The Nazi-like law enforcement extended into town too. Law enforcement was everywhere, with impromptu checkpoints set up on the roads with off-road-equipped vehicles (and even unmodified trucks and Jeeps) stopped again and again. Many of these were street-legal in the state they were from, yet were ticketed for not complying with Utah law. The feds won't give highway funds to states that enforce their own laws on out-of-state vehicles that comply in their home state. If every state did this, interstate transportation would come to a halt. Can you see your federal highway funds drying up, Utah? One of my friends was stopped and the officer said, "You should put your Jeep on the trailer and go home. We don't need your money, you're not wanted here, and you're not welcome."
A restaurant manager in town told me that most people in Moab want the Easter business and to not let a vocal minority wreck things. Well then, the Silent Majority needs to speak up and vote the idiots who allow these actions out of office and put pro-multiple-use people in office. It's not enough to sit around and say, "We don't like this either." Members of the Red Rock 4-Wheelers also need to voice their concern that some members of their club have become part of the problem and "counsel" with those members.

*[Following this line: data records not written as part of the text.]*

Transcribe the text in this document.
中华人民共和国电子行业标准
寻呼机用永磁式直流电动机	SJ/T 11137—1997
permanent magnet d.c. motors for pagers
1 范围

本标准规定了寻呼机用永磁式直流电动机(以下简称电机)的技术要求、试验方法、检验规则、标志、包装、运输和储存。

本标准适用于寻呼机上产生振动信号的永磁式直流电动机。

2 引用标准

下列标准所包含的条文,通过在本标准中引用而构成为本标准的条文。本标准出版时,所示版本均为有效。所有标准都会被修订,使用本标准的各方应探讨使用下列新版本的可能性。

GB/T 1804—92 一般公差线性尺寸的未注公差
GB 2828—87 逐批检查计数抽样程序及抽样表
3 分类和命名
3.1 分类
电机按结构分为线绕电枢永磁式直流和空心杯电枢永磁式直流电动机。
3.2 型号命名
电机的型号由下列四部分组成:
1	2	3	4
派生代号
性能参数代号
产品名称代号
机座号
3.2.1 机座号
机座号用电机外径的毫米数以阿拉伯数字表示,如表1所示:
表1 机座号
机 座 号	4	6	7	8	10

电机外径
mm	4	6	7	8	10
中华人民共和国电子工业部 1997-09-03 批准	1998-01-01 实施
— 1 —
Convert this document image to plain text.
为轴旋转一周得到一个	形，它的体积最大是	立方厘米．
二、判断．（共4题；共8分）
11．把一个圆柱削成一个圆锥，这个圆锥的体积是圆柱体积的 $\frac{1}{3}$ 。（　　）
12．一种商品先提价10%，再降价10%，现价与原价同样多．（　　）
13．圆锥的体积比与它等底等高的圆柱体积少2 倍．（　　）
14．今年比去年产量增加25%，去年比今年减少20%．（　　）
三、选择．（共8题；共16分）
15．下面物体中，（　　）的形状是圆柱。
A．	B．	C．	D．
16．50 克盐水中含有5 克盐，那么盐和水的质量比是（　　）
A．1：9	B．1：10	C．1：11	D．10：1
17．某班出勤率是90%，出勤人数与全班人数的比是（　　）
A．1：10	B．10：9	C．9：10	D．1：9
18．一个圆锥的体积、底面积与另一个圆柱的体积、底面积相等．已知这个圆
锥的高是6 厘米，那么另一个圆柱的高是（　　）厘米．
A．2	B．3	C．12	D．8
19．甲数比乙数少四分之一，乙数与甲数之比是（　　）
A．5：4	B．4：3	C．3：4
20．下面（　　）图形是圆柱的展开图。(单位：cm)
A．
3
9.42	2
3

About 58 miles south of Moab is the town of Monticello, the center of San Juan County, Utah. San Juan County welcomes motorized recreation and has scenery that's just as spectacular as Moab. Monticello would make a great destination for off-roaders and their tourist dollars. We'll do features showing some of the trail opportunities there in upcoming issues of Off-Road.
I'm going to the federal magistrate to fight my ticket and will let you know the outcome. Win or lose, at least I will let a pair of BLM rangers in Moab know that some people won't lay down and let them enforce arbitrary rules that no one knows about.
Silly Moab. Rocks are for off-roaders.